I also stopped for gas. My credit card wouldn't work at these pumps either, because they required a secret code, which is common for European credit cards. But the nice folk inside the store took care of my card manually. At the hotel, I took my pack off into the city to explore. I found a Telia shop and then the location of some wireless connections, which I will try later Friday afternoon. I also got some Swedish Krona with my ATM card so that I could buy small things.

I had coffee in a nice coffee place on the mall, typed some of this report and went back to the hotel. Then back out on the street, walking to the BBQ in the city park. I visited with Janos and Ulrika again, and P.O. and also the Germans. I also met the Chief Editor of the club magazine, to which I subscribe.

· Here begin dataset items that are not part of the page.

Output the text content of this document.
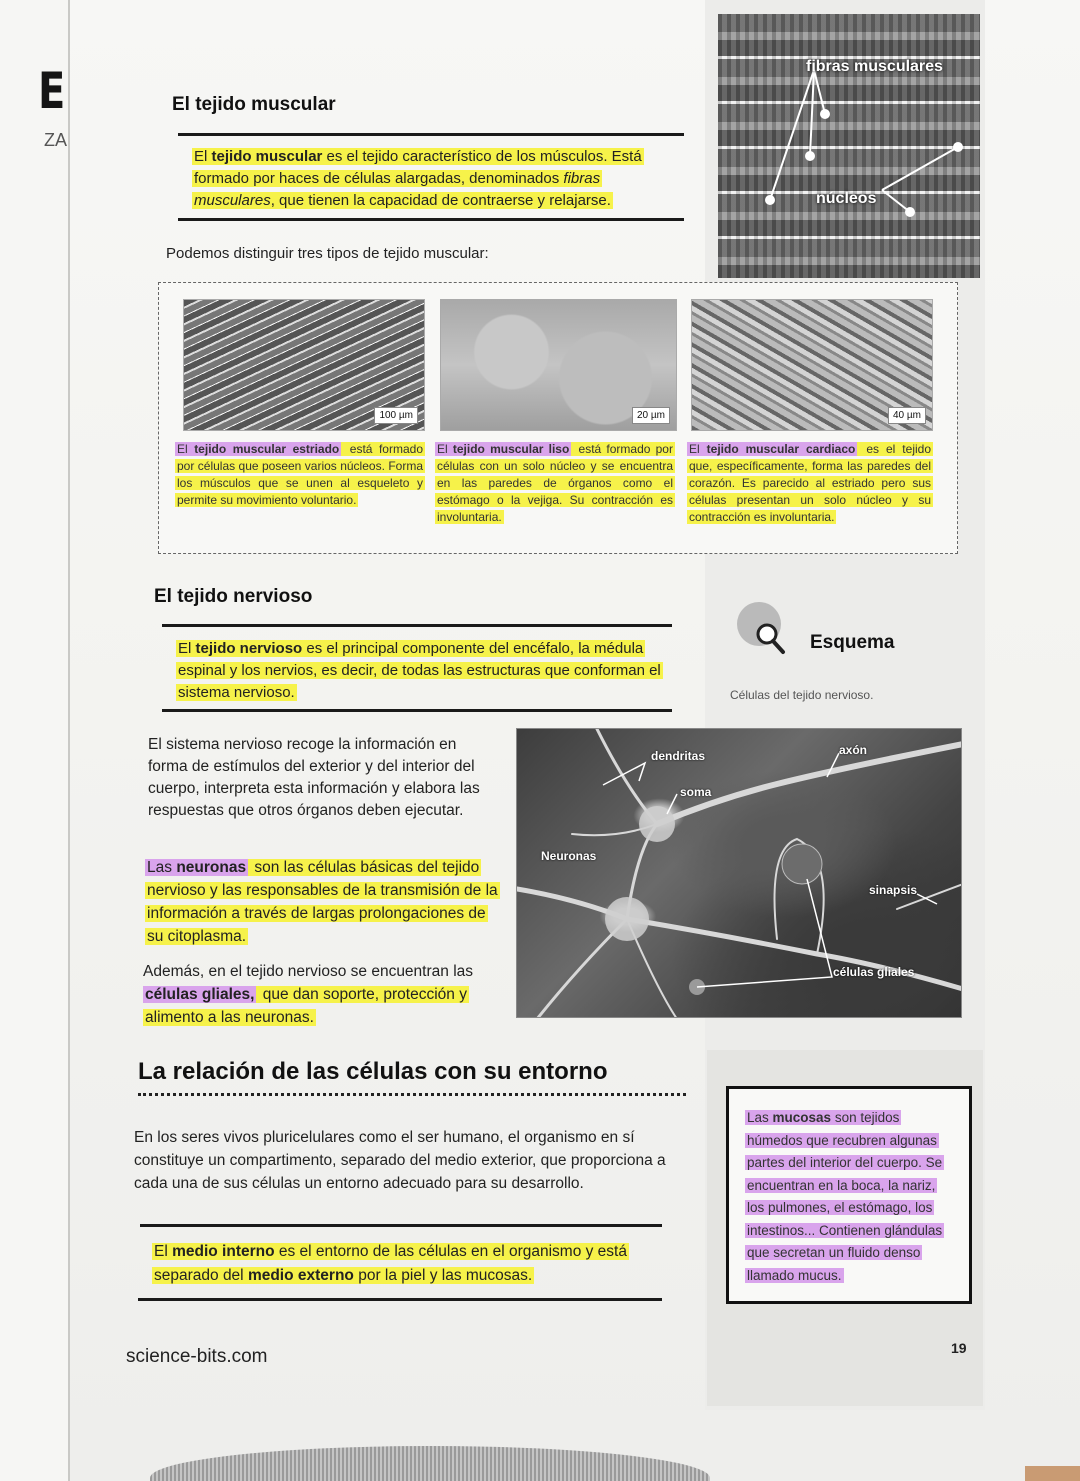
E
ZA
El tejido muscular
El tejido muscular es el tejido característico de los músculos. Está formado por haces de células alargadas, denominados fibras musculares, que tienen la capacidad de contraerse y relajarse.
Podemos distinguir tres tipos de tejido muscular:
fibras musculares
núcleos
100 µm	20 µm	40 µm
El tejido muscular estriado está formado por células que poseen varios núcleos. Forma los músculos que se unen al esqueleto y permite su movimiento voluntario.
El tejido muscular liso está formado por células con un solo núcleo y se encuentra en las paredes de órganos como el estómago o la vejiga. Su contracción es involuntaria.
El tejido muscular cardiaco es el tejido que, específicamente, forma las paredes del corazón. Es parecido al estriado pero sus células presentan un solo núcleo y su contracción es involuntaria.
El tejido nervioso
El tejido nervioso es el principal componente del encéfalo, la médula espinal y los nervios, es decir, de todas las estructuras que conforman el sistema nervioso.
Esquema
Células del tejido nervioso.
El sistema nervioso recoge la información en forma de estímulos del exterior y del interior del cuerpo, interpreta esta información y elabora las respuestas que otros órganos deben ejecutar.
Las neuronas son las células básicas del tejido nervioso y las responsables de la transmisión de la información a través de largas prolongaciones de su citoplasma.
Además, en el tejido nervioso se encuentran las células gliales, que dan soporte, protección y alimento a las neuronas.
dendritas
soma
axón
Neuronas
sinapsis
células gliales
La relación de las células con su entorno
En los seres vivos pluricelulares como el ser humano, el organismo en sí constituye un compartimento, separado del medio exterior, que proporciona a cada una de sus células un entorno adecuado para su desarrollo.
El medio interno es el entorno de las células en el organismo y está separado del medio externo por la piel y las mucosas.
Las mucosas son tejidos húmedos que recubren algunas partes del interior del cuerpo. Se encuentran en la boca, la nariz, los pulmones, el estómago, los intestinos... Contienen glándulas que secretan un fluido denso llamado mucus.
science-bits.com	19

I got to talk with P.O. about why BMW AG keeps scheduling the Bikermeetng as a special event that draws people away from the Club Europa meeting. He says that the club is supported by Mobile Tradition, which takes care of the BMW museum and similar antiquities. They do not have much to do with Sales, which sponsors the bikermeeting, and Sales doesn't seem to care about the clubs. At one meeting with a BMW AG executive, he professed not to even know that there was an annual meeting of the clubs and assured everyone that this sort of thing was embarassing and wouldn't happen again. We'll see. I do find it distressing that BMW doesn't see the value of supporting its owners' clubs, as say, Harley Davidson does.

I had a very good time. I mixed some more, drank an awful lot of beer and found my way home again later that night.